In fact, British consumers would be willing to pay £3,654 more a year for eco-friendly household goods and services. There’s a huge calling for brands to be more sustainable, but is it possible for businesses of all sizes to answer that call in 2020?
Carbon neutral targets
We see a lot of good intentions being laid out by the tech giants: Facebook and Google have both recently set their carbon neutral targets as well as Amazon who have gone further, investing $100 million in reforestation projects around the world.
On paper, big brands seem to be leading the way. But as the world continues to burn around us, something inherent in our habits needs to change before a real impact can be made. Using technology to transform the way we prioritise what’s important when we shop could be a key contributing factor in making sustainable products successful.
For instance, Google appeared to be trialling material labels on its sponsored shopping ads back in the summer. This was just another test which was spotted by hawk-eyed users but it showcased Google’s experimentation with making product materials prominent in the SERPs. Prioritising and highlighting the fabric of a garment simulates the same in-store experience of being able to touch a product and read its label. If sustainable shopping is important to searchers, displaying its origins is a great step in an environmentally-conscious direction.
The booming fashion industry is just one area where more sustainability could be introduced. Currently, the industry is responsible for 8% of carbon emissions with textile production contributing more to climate change than international aviation and shipping combined.
Online clothes shopping is drastically on the rise too, with 86% of fashion purchases being made online in comparison to just 41% last year. The closure of physical stores has seen a big shift in consumer behaviour and the way we purchase clothing. As a result, we need to adapt to not only making online shopping easier but introducing initiatives which focus on sustainability.
A Google study stated that 55% of shoppers claimed sustainability was more important than value and quality. But, when this was compared against their buying behaviour, it showed sustainability on its own (59%) was substantially less important than value (84%), quality (84%) and style (83%). This gaping chasm between what users claim is important and what their habits show displays search’s inability to cater for their values. If sustainability is so high on their priority list, more can be done to shine a light on a product’s environmental impact.

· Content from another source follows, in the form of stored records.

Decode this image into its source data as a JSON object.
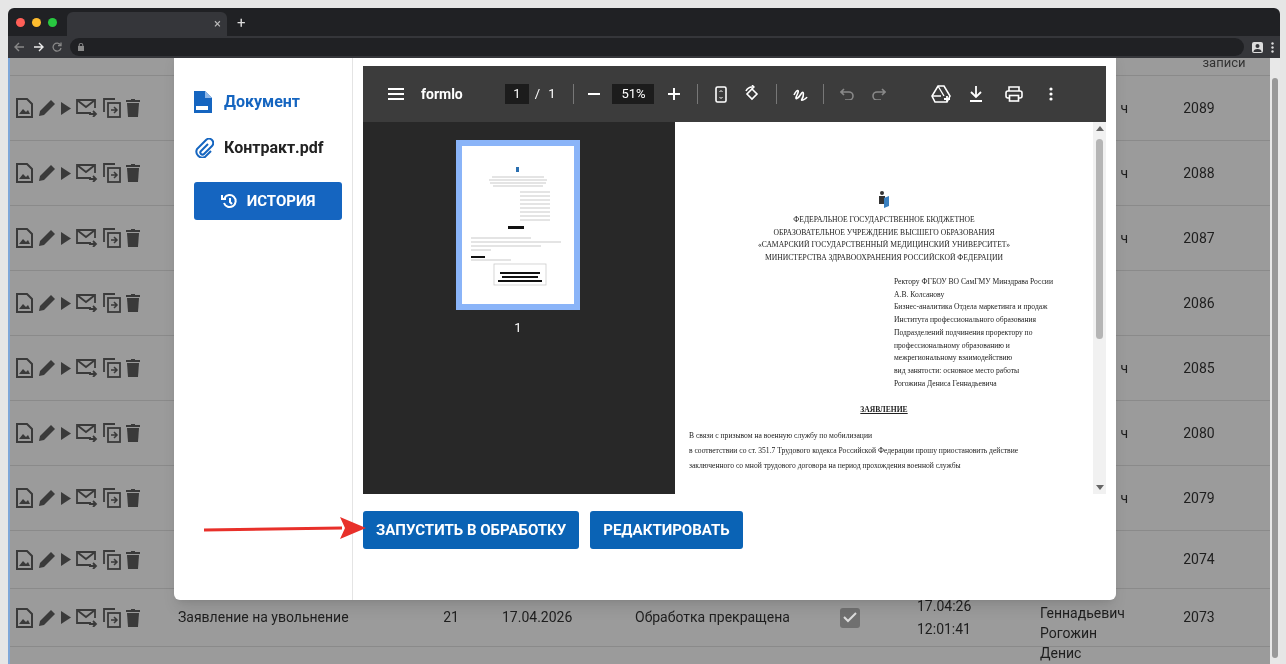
{
  "browser": {
    "tab_close": "×",
    "new_tab": "+"
  },
  "table": {
    "header_fragment": "записи",
    "rows": [
      {
        "name_fragment": "ч",
        "record": "2089"
      },
      {
        "name_fragment": "ч",
        "record": "2088"
      },
      {
        "name_fragment": "ч",
        "record": "2087"
      },
      {
        "record": "2086"
      },
      {
        "name_fragment": "ч",
        "record": "2085"
      },
      {
        "name_fragment": "ч",
        "record": "2080"
      },
      {
        "name_fragment": "ч",
        "record": "2079"
      },
      {
        "record": "2074"
      },
      {
        "title": "Заявление на увольнение",
        "number": "21",
        "date": "17.04.2026",
        "status": "Обработка прекращена",
        "done": true,
        "time": [
          "17.04:26",
          "12:01:41"
        ],
        "author": [
          "Геннадьевич",
          "Рогожин",
          "Денис"
        ],
        "record": "2073"
      }
    ]
  },
  "dialog": {
    "sidebar": {
      "document_link": "Документ",
      "file_name": "Контракт.pdf",
      "history_button": "ИСТОРИЯ"
    },
    "viewer": {
      "title": "formlo",
      "page": "1",
      "page_separator": "/",
      "page_count": "1",
      "zoom": "51%",
      "thumbnail_label": "1",
      "document": {
        "heading": [
          "ФЕДЕРАЛЬНОЕ ГОСУДАРСТВЕННОЕ БЮДЖЕТНОЕ",
          "ОБРАЗОВАТЕЛЬНОЕ УЧРЕЖДЕНИЕ ВЫСШЕГО ОБРАЗОВАНИЯ",
          "«САМАРСКИЙ ГОСУДАРСТВЕННЫЙ МЕДИЦИНСКИЙ УНИВЕРСИТЕТ»",
          "МИНИСТЕРСТВА ЗДРАВООХРАНЕНИЯ РОССИЙСКОЙ ФЕДЕРАЦИИ"
        ],
        "addressee": [
          "Ректору ФГБОУ ВО СамГМУ Минздрава России",
          "А.В. Колсанову",
          "Бизнес-аналитика Отдела маркетинга и продаж",
          "Института профессионального образования",
          "Подразделений подчинения проректору по",
          "профессиональному образованию и",
          "межрегиональному взаимодействию",
          "вид занятости: основное место работы",
          "Рогожина Дениса Геннадьевича"
        ],
        "doc_title": "ЗАЯВЛЕНИЕ",
        "body": [
          "В связи с призывом на военную службу по мобилизации",
          "в соответствии со ст. 351.7 Трудового кодекса Российской Федерации прошу приостановить действие",
          "заключенного со мной трудового договора на период прохождения военной службы"
        ]
      }
    },
    "buttons": [
      {
        "label": "ЗАПУСТИТЬ В ОБРАБОТКУ"
      },
      {
        "label": "РЕДАКТИРОВАТЬ"
      }
    ]
  }
}
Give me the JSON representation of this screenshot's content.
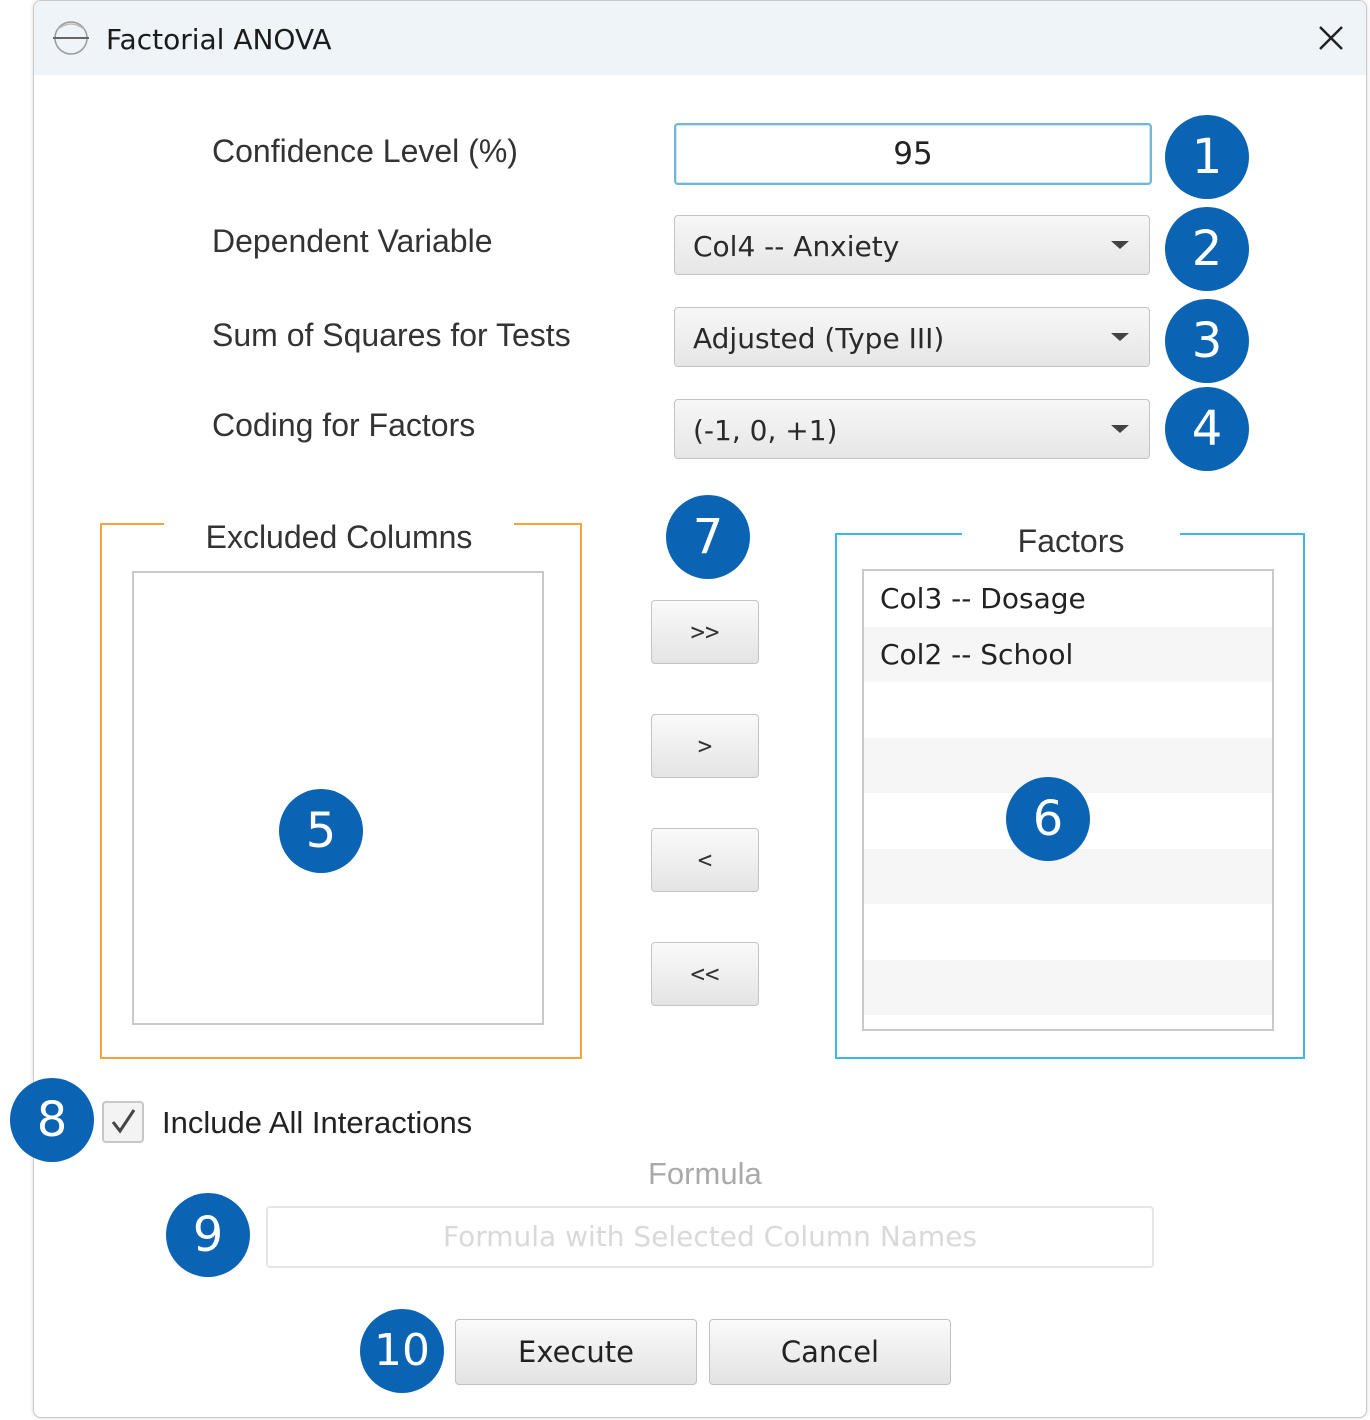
{
  "window": {
    "title": "Factorial ANOVA",
    "icon": "app-logo-icon",
    "close_icon": "close-icon"
  },
  "form": {
    "confidence_label": "Confidence Level (%)",
    "confidence_value": "95",
    "dependent_label": "Dependent Variable",
    "dependent_value": "Col4 -- Anxiety",
    "sumsq_label": "Sum of Squares for Tests",
    "sumsq_value": "Adjusted (Type III)",
    "coding_label": "Coding for Factors",
    "coding_value": "(-1, 0, +1)"
  },
  "excluded": {
    "title": "Excluded Columns",
    "items": [],
    "color": "#f5a33a"
  },
  "factors": {
    "title": "Factors",
    "items": [
      "Col3 -- Dosage",
      "Col2 -- School"
    ],
    "color": "#3bb8e8"
  },
  "move_buttons": {
    "add_all": ">>",
    "add_one": ">",
    "remove_one": "<",
    "remove_all": "<<"
  },
  "interactions": {
    "label": "Include All Interactions",
    "checked": true
  },
  "formula": {
    "title": "Formula",
    "placeholder": "Formula with Selected Column Names"
  },
  "actions": {
    "execute": "Execute",
    "cancel": "Cancel"
  },
  "badges": [
    "1",
    "2",
    "3",
    "4",
    "5",
    "6",
    "7",
    "8",
    "9",
    "10"
  ],
  "badge_color": "#0a63b3"
}
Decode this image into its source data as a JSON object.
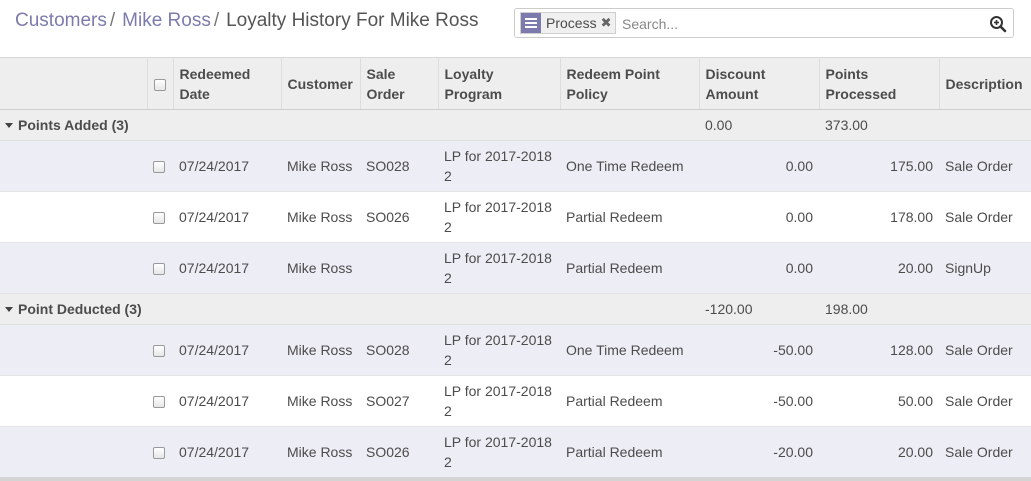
{
  "breadcrumb": {
    "items": [
      "Customers",
      "Mike Ross"
    ],
    "separator": "/",
    "current": "Loyalty History For Mike Ross"
  },
  "search": {
    "facet_label": "Process",
    "facet_icon": "list-icon",
    "placeholder": "Search...",
    "value": ""
  },
  "table": {
    "columns": [
      "Redeemed Date",
      "Customer",
      "Sale Order",
      "Loyalty Program",
      "Redeem Point Policy",
      "Discount Amount",
      "Points Processed",
      "Description"
    ],
    "groups": [
      {
        "name": "Points Added (3)",
        "discount_total": "0.00",
        "points_total": "373.00",
        "rows": [
          {
            "date": "07/24/2017",
            "customer": "Mike Ross",
            "sale_order": "SO028",
            "program": "LP for 2017-2018 2",
            "policy": "One Time Redeem",
            "discount": "0.00",
            "points": "175.00",
            "description": "Sale Order"
          },
          {
            "date": "07/24/2017",
            "customer": "Mike Ross",
            "sale_order": "SO026",
            "program": "LP for 2017-2018 2",
            "policy": "Partial Redeem",
            "discount": "0.00",
            "points": "178.00",
            "description": "Sale Order"
          },
          {
            "date": "07/24/2017",
            "customer": "Mike Ross",
            "sale_order": "",
            "program": "LP for 2017-2018 2",
            "policy": "Partial Redeem",
            "discount": "0.00",
            "points": "20.00",
            "description": "SignUp"
          }
        ]
      },
      {
        "name": "Point Deducted (3)",
        "discount_total": "-120.00",
        "points_total": "198.00",
        "rows": [
          {
            "date": "07/24/2017",
            "customer": "Mike Ross",
            "sale_order": "SO028",
            "program": "LP for 2017-2018 2",
            "policy": "One Time Redeem",
            "discount": "-50.00",
            "points": "128.00",
            "description": "Sale Order"
          },
          {
            "date": "07/24/2017",
            "customer": "Mike Ross",
            "sale_order": "SO027",
            "program": "LP for 2017-2018 2",
            "policy": "Partial Redeem",
            "discount": "-50.00",
            "points": "50.00",
            "description": "Sale Order"
          },
          {
            "date": "07/24/2017",
            "customer": "Mike Ross",
            "sale_order": "SO026",
            "program": "LP for 2017-2018 2",
            "policy": "Partial Redeem",
            "discount": "-20.00",
            "points": "20.00",
            "description": "Sale Order"
          }
        ]
      }
    ]
  },
  "colors": {
    "link": "#7c7bad",
    "header_bg": "#eeeeee",
    "odd_row_bg": "#ededf5",
    "facet_icon_bg": "#7c7bad"
  },
  "icons": {
    "search_button": "zoom-in-icon",
    "group_toggle": "caret-down-icon",
    "facet_remove": "close-icon"
  }
}
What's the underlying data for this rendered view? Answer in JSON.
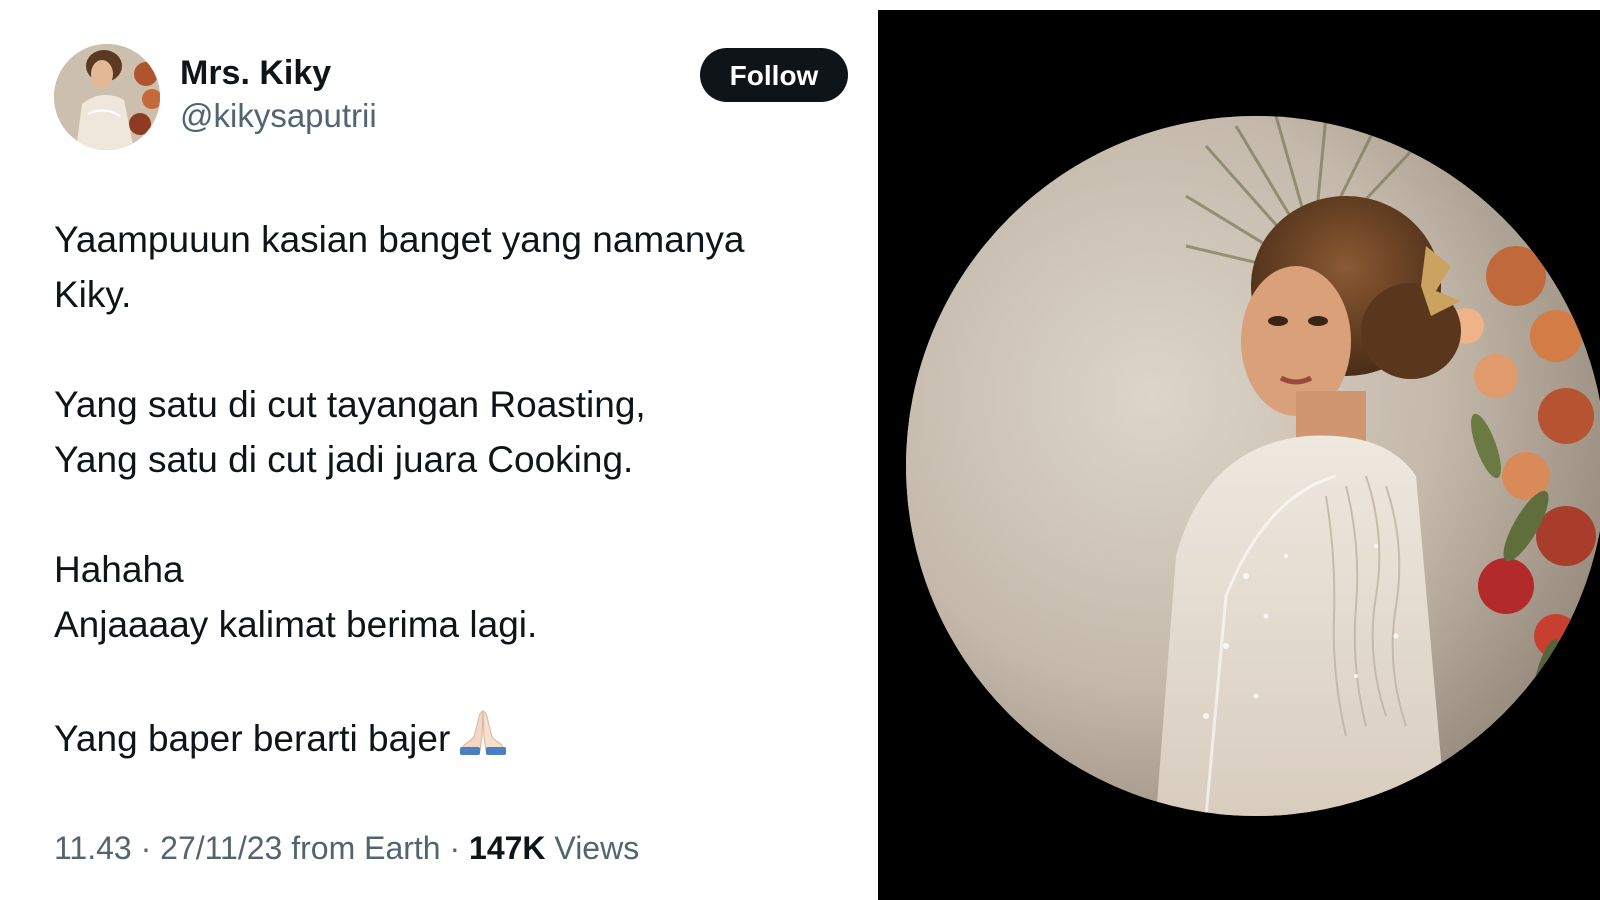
{
  "tweet": {
    "author": {
      "display_name": "Mrs. Kiky",
      "handle": "@kikysaputrii",
      "avatar_icon": "profile-photo"
    },
    "follow_label": "Follow",
    "text": {
      "p1_l1": "Yaampuuun kasian banget yang namanya",
      "p1_l2": "Kiky.",
      "p2_l1": "Yang satu di cut tayangan Roasting,",
      "p2_l2": "Yang satu di cut jadi juara Cooking.",
      "p3_l1": "Hahaha",
      "p3_l2": "Anjaaaay kalimat berima lagi.",
      "p4_l1": "Yang baper berarti bajer",
      "emoji": "folded-hands-icon"
    },
    "meta": {
      "time": "11.43",
      "separator": " · ",
      "date": "27/11/23",
      "location": " from Earth",
      "views_count": "147K",
      "views_label": " Views"
    }
  },
  "photo": {
    "icon": "profile-photo-enlarged",
    "background_color": "#000000"
  },
  "colors": {
    "text_primary": "#0f1419",
    "text_secondary": "#536471",
    "button_bg": "#0f1419",
    "button_text": "#ffffff"
  }
}
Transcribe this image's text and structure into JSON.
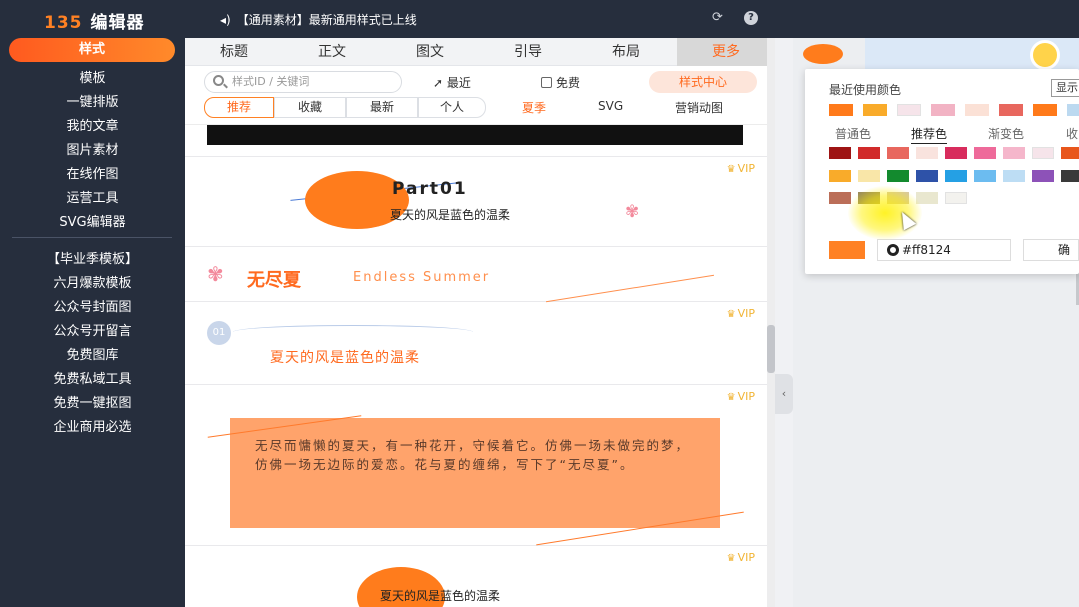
{
  "app": {
    "logo": "135",
    "title": "编辑器",
    "notice_icon": "speaker-icon",
    "notice": "【通用素材】最新通用样式已上线"
  },
  "sidebar": {
    "items": [
      "样式",
      "模板",
      "一键排版",
      "我的文章",
      "图片素材",
      "在线作图",
      "运营工具",
      "SVG编辑器"
    ],
    "items2": [
      "【毕业季模板】",
      "六月爆款模板",
      "公众号封面图",
      "公众号开留言",
      "免费图库",
      "免费私域工具",
      "免费一键抠图",
      "企业商用必选"
    ]
  },
  "panel": {
    "tabs": [
      "标题",
      "正文",
      "图文",
      "引导",
      "布局",
      "更多"
    ],
    "search_placeholder": "样式ID / 关键词",
    "recent": "最近",
    "free": "免费",
    "style_center": "样式中心",
    "subtabs": [
      "推荐",
      "收藏",
      "最新",
      "个人"
    ],
    "subtexts": [
      "夏季",
      "SVG",
      "营销动图"
    ]
  },
  "cards": {
    "vip": "VIP",
    "part01": {
      "title": "Part01",
      "subtitle": "夏天的风是蓝色的温柔"
    },
    "endless": {
      "cn": "无尽夏",
      "en": "Endless Summer"
    },
    "num1": {
      "badge": "01",
      "text": "夏天的风是蓝色的温柔"
    },
    "box": {
      "text": "无尽而慵懒的夏天，有一种花开，守候着它。仿佛一场未做完的梦，仿佛一场无边际的爱恋。花与夏的缠绵，写下了“无尽夏”。"
    },
    "last": {
      "text": "夏天的风是蓝色的温柔"
    }
  },
  "picker": {
    "recent_label": "最近使用颜色",
    "show_label": "显示",
    "tabs": [
      "普通色",
      "推荐色",
      "渐变色",
      "收"
    ],
    "current_hex": "#ff8124",
    "confirm": "确"
  },
  "colors": {
    "accent": "#ff8124",
    "recent": [
      "#ff7a1a",
      "#f9ab2a",
      "#f6e4ea",
      "#f2b3c4",
      "#fbe1d6",
      "#e8675e",
      "#ff7a1a",
      "#bcd9f0"
    ],
    "row1": [
      "#9e1414",
      "#d12a2a",
      "#e8675e",
      "#f9e3de",
      "#d82c5d",
      "#ee6a9a",
      "#f5b6cb",
      "#f6e4ea",
      "#e8561c"
    ],
    "row2": [
      "#f9ab2a",
      "#f9e6a8",
      "#138a2e",
      "#2e52a8",
      "#25a0e4",
      "#6cbcf0",
      "#bdddf4",
      "#8d52b8",
      "#3a3a3a"
    ],
    "row3": [
      "#bb6e58",
      "#9c8d5a",
      "#d7c7a4",
      "#e9e7cf",
      "#f3f2ee"
    ]
  }
}
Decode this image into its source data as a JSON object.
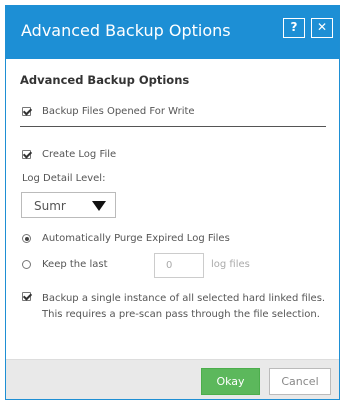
{
  "dialog": {
    "title": "Advanced Backup Options",
    "help_label": "?",
    "close_label": "✕"
  },
  "section": {
    "heading": "Advanced Backup Options"
  },
  "options": {
    "backup_open_files": {
      "label": "Backup Files Opened For Write",
      "checked": true
    },
    "create_log_file": {
      "label": "Create Log File",
      "checked": true
    },
    "log_detail_label": "Log Detail Level:",
    "log_detail_value": "Sumr",
    "purge_logs": {
      "label": "Automatically Purge Expired Log Files",
      "selected": true
    },
    "keep_last": {
      "label": "Keep the last",
      "value": "0",
      "unit": "log files",
      "selected": false
    },
    "hard_links": {
      "label": "Backup a single instance of all selected hard linked files. This requires a pre-scan pass through the file selection.",
      "checked": true
    }
  },
  "footer": {
    "okay_label": "Okay",
    "cancel_label": "Cancel"
  },
  "colors": {
    "titlebar": "#1d8fd5",
    "okay_button": "#5cb85c",
    "footer_bg": "#e9e9e9"
  }
}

Google argues that this research demonstrates that there’s a gap in the market for fashion brands who are “willing to innovate and provide transparency to engaged consumers around sustainability.” It can be argued that this vision can be applied to all industries and not just fashion. This idealism is bolstered by the fact 54% of adults feel joy when they do their bit for the environment and there is an eagerness, albeit a slightly naive one, to do more for the planet.
Whilst fast fashion is a significant opponent to a greener world, overhauling the entire way we approach purchasing products online is what’s needed.
What’s now expected of brands
Further Google data demonstrates how users expect brands to care about sustainability and social issues.
Once it was seen as novel for companies to do their bit for the environment – it was as though making their products out of recycled materials or contributing to a green charity made them ‘friendlier’. Today, things have moved past being voluntary acts of kindness. More than a third of customers demand businesses be more transparent about the sustainability of their products. In fact, 62% say that they cared about at least one sustainability aspect when purchasing online in 2020:
It’s clear that sustainability isn’t a hot topic which will fade into the background. As the net tightens on big tech transparency and the public demands more control over their user privacy, it won’t be long before they’re stomping their feet and boycotting brands which refuse to tow a sustainable line.
How to make your business fit
With an environmentally-conscious buyer at the forefront of new purchasing habits, how does your business adapt?
Firstly, you can ensure you’re doing all the moral things from a business-operations perspective: recycling where possible, reducing waste, ensuring fair working conditions and producing products in an environmentally-friendly way. These things need to be part of a bigger strategy as there’s lots of value in being social conscious – consumers choose brands based on how they align with their own core values.
There are lots of resources out there to show you how to adapt your business, slowly but surely, into being the best it can be.
When it comes to advertising, there are lots of ways you can ensure your business stands out for doing what’s right.
1. Showcase it in your ads
Just like Google’s material labels test (which may or may not become the future), making it easy for environmentally-conscious buyers to identify your product as sustainable will really set you apart. Whether you highlight the way everything is responsibly sourced in your text ads or simply label your materials in your shopping ads, every aspect makes you stand out for the right reasons.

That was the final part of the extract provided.